My family and I chose to vacation in Switzerland in summer for the same reason many others do — we’re walkers. Each day, we’d head into town and stop in the local grocery for a few items to put in our packs. We’d generally have cheese, bread, maybe some fruit and chocolate. Then we’d hop the train for our hiking destination. Or, we’d take the tram up the mountain directly above the hotel to Mannlichen. From there, it is a wonderful walk of a couple of hours across a high alpine ridge to Kleine Scheidegg. Kleine Scheidegg is little more than a train station that sits directly beneath the Eiger, the Monch and the Jungfrau. But there’s a lot going on there.

Another day, we took the train to Lauterbrunnen and caught the tram up to Murren, another charming mountain village that’s inaccessible by car. My wife, Kim, and I walked down from the village along the winding road that residents use. Lined by small farms, this walk was one of our best for enjoying herds of Swiss cattle, their cowbells punctuating an otherwise quiet descent.

Later in the week, we rode the Mannlichen tram over the mountain to Grindelwald, where my son Sam booked a tandem ride on a parasail out of First, high above Grindelwald. The next day, we returned for his 20-minute parasail adventure, which climbed and then coasted along the powerful mountain thermals.

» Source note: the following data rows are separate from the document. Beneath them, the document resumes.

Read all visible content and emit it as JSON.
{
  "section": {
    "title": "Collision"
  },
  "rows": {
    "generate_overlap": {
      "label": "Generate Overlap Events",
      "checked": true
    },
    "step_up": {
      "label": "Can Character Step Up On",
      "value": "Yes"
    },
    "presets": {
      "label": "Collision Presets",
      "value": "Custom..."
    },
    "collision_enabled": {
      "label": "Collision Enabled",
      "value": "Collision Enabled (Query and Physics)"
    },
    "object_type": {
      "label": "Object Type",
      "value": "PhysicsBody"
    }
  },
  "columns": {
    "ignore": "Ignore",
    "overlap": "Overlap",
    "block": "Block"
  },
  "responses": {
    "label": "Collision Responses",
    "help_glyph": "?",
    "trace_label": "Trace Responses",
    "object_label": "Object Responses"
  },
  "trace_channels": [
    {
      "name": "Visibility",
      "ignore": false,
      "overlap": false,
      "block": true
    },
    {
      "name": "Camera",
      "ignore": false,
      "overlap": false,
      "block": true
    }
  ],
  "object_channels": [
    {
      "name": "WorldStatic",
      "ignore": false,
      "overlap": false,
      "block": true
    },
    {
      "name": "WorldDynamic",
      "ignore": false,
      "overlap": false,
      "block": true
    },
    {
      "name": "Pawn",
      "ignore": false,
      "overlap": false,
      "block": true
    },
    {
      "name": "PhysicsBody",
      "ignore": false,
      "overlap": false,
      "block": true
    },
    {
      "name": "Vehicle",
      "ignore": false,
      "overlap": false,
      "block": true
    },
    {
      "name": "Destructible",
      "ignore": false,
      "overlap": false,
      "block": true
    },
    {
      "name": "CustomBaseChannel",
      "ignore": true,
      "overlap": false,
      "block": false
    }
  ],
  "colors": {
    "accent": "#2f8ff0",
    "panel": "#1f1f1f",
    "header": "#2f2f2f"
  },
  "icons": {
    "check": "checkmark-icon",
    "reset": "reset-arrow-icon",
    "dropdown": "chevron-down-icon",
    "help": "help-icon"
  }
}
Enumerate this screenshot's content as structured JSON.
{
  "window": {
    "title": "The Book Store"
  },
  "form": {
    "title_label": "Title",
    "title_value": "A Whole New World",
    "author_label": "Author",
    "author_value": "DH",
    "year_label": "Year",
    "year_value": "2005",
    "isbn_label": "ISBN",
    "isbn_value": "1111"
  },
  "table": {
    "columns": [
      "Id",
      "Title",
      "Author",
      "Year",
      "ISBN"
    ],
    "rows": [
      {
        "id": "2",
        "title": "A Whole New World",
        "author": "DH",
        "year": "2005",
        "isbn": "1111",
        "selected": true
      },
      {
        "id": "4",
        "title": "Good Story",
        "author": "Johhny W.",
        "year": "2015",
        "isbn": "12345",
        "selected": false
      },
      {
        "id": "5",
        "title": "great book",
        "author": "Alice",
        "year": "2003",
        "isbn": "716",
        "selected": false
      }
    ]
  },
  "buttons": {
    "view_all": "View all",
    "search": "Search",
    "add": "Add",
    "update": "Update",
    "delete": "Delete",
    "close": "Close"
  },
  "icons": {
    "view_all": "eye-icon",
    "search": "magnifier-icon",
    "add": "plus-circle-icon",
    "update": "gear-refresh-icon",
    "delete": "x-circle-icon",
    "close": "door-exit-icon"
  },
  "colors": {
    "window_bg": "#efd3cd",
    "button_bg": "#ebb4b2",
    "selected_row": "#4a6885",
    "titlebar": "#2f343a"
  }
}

Afterward, we began our most adventurous hike of all: down a steep, winding trail that was somewhat under repair. We left First and traversed this mountainside trail for a couple of miles. Our best views of the week of the three signature mountains were on this hike. They were framed against a bright blue sky and were mesmerizing.

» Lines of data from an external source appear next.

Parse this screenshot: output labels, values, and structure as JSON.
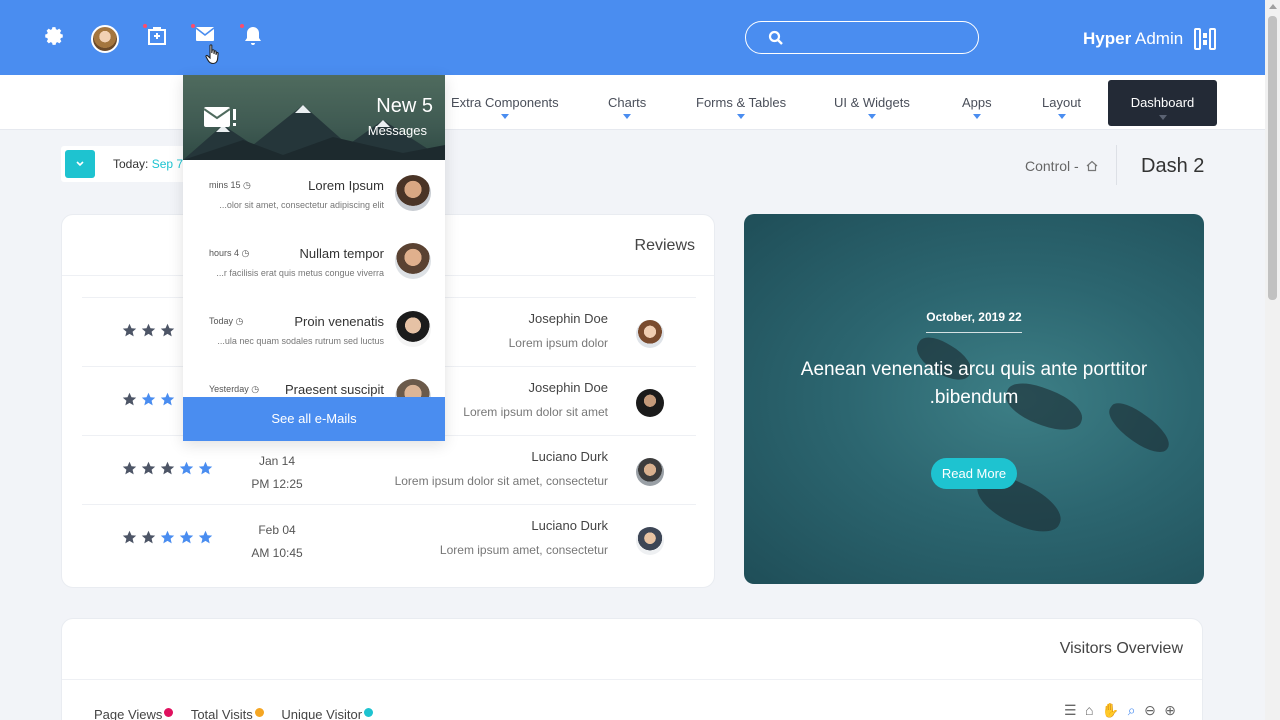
{
  "topbar": {
    "brand_bold": "Hyper",
    "brand_light": "Admin",
    "search_placeholder": ""
  },
  "nav": {
    "items": [
      "Extra Components",
      "Charts",
      "Forms & Tables",
      "UI & Widgets",
      "Apps",
      "Layout"
    ],
    "active": "Dashboard"
  },
  "subheader": {
    "today_label": "Today:",
    "today_value": "Sep 7",
    "breadcrumb": "Control -",
    "page_title": "Dash 2"
  },
  "reviews": {
    "title": "Reviews",
    "rows": [
      {
        "stars_filled": 3,
        "stars_blue": 0,
        "date": "",
        "time": "",
        "name": "Josephin Doe",
        "desc": "Lorem ipsum dolor"
      },
      {
        "stars_filled": 1,
        "stars_blue": 2,
        "date": "",
        "time": "",
        "name": "Josephin Doe",
        "desc": "Lorem ipsum dolor sit amet"
      },
      {
        "stars_filled": 3,
        "stars_blue": 2,
        "date": "Jan 14",
        "time": "PM 12:25",
        "name": "Luciano Durk",
        "desc": "Lorem ipsum dolor sit amet, consectetur"
      },
      {
        "stars_filled": 2,
        "stars_blue": 3,
        "date": "Feb 04",
        "time": "AM 10:45",
        "name": "Luciano Durk",
        "desc": "Lorem ipsum amet, consectetur"
      }
    ]
  },
  "hero": {
    "date": "October, 2019 22",
    "title": "Aenean venenatis arcu quis ante porttitor .bibendum",
    "button": "Read More"
  },
  "visitors": {
    "title": "Visitors Overview",
    "legend": [
      {
        "label": "Page Views",
        "color": "#e0115f"
      },
      {
        "label": "Total Visits",
        "color": "#f5a623"
      },
      {
        "label": "Unique Visitor",
        "color": "#1ec3d0"
      }
    ]
  },
  "messages": {
    "count_text": "New 5",
    "sub_text": "Messages",
    "items": [
      {
        "time": "mins 15",
        "name": "Lorem Ipsum",
        "text": "...olor sit amet, consectetur adipiscing elit"
      },
      {
        "time": "hours 4",
        "name": "Nullam tempor",
        "text": "...r facilisis erat quis metus congue viverra"
      },
      {
        "time": "Today",
        "name": "Proin venenatis",
        "text": "...ula nec quam sodales rutrum sed luctus"
      },
      {
        "time": "Yesterday",
        "name": "Praesent suscipit",
        "text": ""
      }
    ],
    "see_all": "See all e-Mails"
  },
  "colors": {
    "primary": "#4a8df0",
    "accent": "#1ec3d0",
    "dark": "#232a36"
  }
}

We ended up at a remote alpine restaurant, where we had lunch — rosti, a dish consisting of potatoes and cheese topped with a fried egg. It’s one of several Swiss dishes Capodanno recommends visitors try.

“Swiss dishes I’d be sure to sample include fondue, which is often enjoyed in a group and is a dish that many Americans are familiar with,” said Capodanno, “or rosti, a dish consisting mainly of cheeses and potatoes, and raclette, another dish that consists of cheese carved from a heated block of cheese and served with potatoes. Raclette is often enjoyed with wine after you’ve been outside and worked up an appetite. It’s a very relaxing meal.”

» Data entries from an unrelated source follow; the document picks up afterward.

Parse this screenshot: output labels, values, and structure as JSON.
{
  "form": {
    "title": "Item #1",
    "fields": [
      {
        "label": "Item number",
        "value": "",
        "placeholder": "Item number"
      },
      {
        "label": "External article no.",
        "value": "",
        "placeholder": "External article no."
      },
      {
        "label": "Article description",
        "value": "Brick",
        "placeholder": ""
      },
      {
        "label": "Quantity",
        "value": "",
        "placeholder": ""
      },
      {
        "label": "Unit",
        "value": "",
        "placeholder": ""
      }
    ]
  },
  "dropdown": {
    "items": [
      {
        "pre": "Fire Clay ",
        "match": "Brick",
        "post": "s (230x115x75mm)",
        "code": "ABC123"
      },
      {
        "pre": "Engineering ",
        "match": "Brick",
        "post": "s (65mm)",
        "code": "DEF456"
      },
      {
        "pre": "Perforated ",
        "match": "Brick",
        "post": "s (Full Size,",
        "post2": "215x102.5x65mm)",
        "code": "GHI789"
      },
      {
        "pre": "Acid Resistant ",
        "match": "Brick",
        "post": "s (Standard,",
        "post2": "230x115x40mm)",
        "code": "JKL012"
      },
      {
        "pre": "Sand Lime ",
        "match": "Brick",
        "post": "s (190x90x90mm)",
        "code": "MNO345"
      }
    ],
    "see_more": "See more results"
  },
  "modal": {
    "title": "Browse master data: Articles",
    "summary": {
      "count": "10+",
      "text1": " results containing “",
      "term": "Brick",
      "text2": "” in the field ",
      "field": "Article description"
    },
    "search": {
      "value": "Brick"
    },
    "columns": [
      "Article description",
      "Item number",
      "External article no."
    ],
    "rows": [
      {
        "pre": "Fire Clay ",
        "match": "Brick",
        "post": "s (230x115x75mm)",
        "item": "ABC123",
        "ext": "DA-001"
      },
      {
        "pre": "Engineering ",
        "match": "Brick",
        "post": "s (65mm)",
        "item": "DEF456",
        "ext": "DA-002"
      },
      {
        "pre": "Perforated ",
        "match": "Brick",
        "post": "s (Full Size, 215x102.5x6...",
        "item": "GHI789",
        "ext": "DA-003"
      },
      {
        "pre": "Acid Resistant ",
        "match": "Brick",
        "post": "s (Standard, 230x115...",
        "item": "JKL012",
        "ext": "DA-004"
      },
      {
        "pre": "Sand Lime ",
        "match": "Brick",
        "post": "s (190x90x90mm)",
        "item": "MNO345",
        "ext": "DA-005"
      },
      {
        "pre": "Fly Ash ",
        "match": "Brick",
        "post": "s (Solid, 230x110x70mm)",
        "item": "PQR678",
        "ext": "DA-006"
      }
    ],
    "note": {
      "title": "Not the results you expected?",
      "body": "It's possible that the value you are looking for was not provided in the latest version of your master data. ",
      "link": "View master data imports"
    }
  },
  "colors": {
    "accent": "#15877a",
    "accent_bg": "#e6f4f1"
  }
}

Dinners at our hotel were formal but not stuffy. Many men wore jackets, and wines were served with several of the courses. Each evening featured something special, like a Swiss chocolate dessert buffet that was mind boggling or a Swiss cheese buffet that opened our eyes to the variety of cheeses produced in this country.

My family agreed that our most relaxing times of the week were all on outdoor terraces high in the Alps. My favorite was the train station at Kleine Scheidegg; this village is no more than the station itself. There is a rather bohemian-looking hotel there, but the action is at the station. When you get off the train, you simply walk around back and you’re on one of the most beautiful patios in the world.

Bright red and white Rugenbrau umbrellas cover lots of outdoor tables, and cooks grill bratwurst outdoors. You are there with hikers, climbers, families, a few dogs — an international crowd. Sitting on this terrace, you are directly beneath the Jungfrau. It towers thousands of feet above you in “eternal snow,” as Capadanno would say. You sit at one of these tables and have a brat — or maybe rosti — and you simply live in the moment. When it’s time to leave, it’s hard to get up, because you know in your heart you may never go anywhere else that makes you feel more alive.